Magnetic Electron Lenses Based on the Uniformly Magnetized Ellipsoid

Abstract

This thesis is concerned with mathematical models of magnetic pole-piece lenses. It extends the well-known square-top field model, which gives a good representation of double polepiece lenses to the calculation of spiral distortion and chromatic change in magnification and rotation. The main aim of the project however is to propose and evaluate the uniformly magnetised ellipsoid as a possible basis for an understanding of the electron-optical properties of magnetic single pole-piece lenses. The special case of a magnetized hemisphere is shown to be of special importance since it provides a realistic model for such lenses and is adapted to mathematical analysis. For convenience, this model will be called the spherical model. On the basis of this model, the coefficients of spherical aberration, Chromatic aberration and image distortion of single pole-piece lenses in various modes of operation have been calculated. The results so obtained enable one to select conditions of operation for minimum lens defects. The results of this theoretical investigation give a valuable insight into the behaviour of practical single pole piece lenses, whose focal properties could not previously be accounted for in detail. The analysis of the spherical model has also been extended to the calculation of the pre-field characteristics and the aberration coefficients of chromatic change in magnification and rotation.
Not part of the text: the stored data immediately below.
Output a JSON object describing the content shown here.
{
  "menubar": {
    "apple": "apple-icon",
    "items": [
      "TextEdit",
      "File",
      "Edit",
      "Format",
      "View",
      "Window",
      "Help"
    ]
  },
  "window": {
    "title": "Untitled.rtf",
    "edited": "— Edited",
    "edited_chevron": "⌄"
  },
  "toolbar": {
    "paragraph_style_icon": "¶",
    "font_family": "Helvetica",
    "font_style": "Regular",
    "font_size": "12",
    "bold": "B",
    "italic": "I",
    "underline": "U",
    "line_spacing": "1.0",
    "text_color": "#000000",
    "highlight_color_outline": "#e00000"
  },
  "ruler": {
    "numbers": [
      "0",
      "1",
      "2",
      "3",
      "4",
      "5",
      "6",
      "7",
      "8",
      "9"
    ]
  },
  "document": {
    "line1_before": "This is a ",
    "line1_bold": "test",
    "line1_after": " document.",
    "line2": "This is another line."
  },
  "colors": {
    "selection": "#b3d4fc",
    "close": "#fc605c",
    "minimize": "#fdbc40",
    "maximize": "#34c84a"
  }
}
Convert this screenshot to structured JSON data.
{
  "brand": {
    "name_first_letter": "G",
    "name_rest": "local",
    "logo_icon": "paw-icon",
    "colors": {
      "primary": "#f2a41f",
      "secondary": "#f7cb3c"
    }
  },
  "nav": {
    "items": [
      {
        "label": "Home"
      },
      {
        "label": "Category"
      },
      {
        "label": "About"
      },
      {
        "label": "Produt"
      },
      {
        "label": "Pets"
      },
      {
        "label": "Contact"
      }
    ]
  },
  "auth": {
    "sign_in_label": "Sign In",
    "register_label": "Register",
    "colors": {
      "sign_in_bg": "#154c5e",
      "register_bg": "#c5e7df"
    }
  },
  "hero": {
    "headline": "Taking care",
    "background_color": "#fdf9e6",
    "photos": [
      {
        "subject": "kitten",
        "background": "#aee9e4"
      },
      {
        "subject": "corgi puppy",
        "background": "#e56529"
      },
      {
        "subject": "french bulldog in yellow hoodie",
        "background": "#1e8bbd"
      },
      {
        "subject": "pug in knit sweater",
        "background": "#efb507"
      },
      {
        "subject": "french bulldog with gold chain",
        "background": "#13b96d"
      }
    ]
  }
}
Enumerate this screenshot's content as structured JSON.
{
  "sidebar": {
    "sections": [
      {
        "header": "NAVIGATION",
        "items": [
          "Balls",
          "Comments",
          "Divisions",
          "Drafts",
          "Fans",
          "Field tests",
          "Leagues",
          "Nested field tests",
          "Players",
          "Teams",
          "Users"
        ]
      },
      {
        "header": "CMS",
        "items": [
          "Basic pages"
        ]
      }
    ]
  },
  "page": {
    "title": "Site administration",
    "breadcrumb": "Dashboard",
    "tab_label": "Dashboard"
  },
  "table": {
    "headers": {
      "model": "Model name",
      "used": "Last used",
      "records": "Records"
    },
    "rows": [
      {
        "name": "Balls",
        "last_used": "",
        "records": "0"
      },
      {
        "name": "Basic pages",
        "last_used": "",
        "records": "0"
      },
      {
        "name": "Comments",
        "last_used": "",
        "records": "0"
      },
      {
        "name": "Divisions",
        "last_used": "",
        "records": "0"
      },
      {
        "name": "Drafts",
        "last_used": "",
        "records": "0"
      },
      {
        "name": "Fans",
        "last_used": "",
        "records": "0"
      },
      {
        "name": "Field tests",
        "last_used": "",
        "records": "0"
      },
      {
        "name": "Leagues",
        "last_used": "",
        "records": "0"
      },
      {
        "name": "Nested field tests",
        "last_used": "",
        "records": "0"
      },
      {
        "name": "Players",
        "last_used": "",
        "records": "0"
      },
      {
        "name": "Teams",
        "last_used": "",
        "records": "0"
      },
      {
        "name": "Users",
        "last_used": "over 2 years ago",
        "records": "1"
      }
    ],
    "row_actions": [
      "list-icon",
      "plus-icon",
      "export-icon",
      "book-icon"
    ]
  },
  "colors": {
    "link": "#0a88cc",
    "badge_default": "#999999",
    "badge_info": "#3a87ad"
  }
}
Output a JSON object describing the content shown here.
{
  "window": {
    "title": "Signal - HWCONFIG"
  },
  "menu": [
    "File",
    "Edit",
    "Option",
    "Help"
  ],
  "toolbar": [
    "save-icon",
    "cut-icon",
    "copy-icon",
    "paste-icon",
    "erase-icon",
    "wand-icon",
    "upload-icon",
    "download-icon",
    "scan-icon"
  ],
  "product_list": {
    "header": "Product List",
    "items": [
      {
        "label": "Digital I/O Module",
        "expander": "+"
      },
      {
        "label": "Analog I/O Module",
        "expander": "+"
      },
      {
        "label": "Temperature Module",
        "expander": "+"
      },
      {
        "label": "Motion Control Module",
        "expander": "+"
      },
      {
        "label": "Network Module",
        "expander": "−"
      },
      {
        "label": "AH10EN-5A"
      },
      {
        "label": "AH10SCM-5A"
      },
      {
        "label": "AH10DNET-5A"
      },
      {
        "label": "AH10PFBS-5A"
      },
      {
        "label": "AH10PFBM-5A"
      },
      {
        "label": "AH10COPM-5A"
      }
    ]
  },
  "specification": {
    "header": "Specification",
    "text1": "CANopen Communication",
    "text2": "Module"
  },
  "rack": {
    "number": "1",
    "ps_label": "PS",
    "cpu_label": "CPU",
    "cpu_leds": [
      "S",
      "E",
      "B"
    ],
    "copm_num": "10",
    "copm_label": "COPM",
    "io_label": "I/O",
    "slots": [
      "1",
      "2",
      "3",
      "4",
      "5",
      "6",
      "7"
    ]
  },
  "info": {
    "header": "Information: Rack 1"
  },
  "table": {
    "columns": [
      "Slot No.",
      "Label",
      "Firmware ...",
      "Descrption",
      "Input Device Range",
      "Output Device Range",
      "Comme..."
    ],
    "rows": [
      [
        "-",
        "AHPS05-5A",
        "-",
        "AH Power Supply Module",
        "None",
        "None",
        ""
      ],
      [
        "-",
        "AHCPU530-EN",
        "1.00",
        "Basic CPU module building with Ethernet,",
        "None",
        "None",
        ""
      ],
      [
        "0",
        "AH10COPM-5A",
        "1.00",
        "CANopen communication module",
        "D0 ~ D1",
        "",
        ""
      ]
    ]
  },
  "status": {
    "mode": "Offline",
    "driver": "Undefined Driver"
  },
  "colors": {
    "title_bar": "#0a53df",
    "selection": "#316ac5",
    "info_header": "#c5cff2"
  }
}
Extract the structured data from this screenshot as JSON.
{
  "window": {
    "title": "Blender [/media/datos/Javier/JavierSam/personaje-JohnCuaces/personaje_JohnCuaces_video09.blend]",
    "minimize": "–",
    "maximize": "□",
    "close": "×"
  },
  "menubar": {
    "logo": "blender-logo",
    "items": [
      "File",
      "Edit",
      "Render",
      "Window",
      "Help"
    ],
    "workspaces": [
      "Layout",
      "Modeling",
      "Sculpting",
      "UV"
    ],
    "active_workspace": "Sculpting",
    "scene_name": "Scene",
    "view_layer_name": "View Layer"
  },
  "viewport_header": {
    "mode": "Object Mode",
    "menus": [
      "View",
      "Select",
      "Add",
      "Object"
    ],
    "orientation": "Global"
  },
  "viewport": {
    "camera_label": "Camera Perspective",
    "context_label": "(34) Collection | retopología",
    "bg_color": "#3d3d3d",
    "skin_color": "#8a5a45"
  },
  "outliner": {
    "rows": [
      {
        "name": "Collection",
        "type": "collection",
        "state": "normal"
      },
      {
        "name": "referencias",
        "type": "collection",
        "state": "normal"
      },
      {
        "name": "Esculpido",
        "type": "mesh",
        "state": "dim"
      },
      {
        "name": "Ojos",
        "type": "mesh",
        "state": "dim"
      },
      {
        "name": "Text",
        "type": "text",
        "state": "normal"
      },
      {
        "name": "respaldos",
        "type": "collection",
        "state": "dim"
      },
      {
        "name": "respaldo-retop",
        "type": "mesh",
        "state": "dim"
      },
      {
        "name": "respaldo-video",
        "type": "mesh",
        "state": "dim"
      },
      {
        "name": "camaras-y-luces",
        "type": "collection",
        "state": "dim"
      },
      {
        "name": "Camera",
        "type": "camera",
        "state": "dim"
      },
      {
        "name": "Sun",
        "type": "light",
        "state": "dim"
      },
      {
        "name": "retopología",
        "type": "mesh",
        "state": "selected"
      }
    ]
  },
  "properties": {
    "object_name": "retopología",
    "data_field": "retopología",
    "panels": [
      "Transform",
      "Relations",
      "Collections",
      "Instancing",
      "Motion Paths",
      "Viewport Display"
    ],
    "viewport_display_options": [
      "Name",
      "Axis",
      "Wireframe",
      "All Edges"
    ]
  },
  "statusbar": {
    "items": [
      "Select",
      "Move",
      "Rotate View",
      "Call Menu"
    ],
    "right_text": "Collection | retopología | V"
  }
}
The results are compared with the known characteristics of conventional lenses. Two modes of operation of single-pole lenses are considered in some detail, One is the possibility of using such a lens as a single-field condenser objective lens. The other relates to the possibility of combining two single-pole lenses in a projector system that is free from spiral distortion. Finally, the ideas and results obtained from the theoretical analysis are compared with presently available experimental data on single-pole lenses: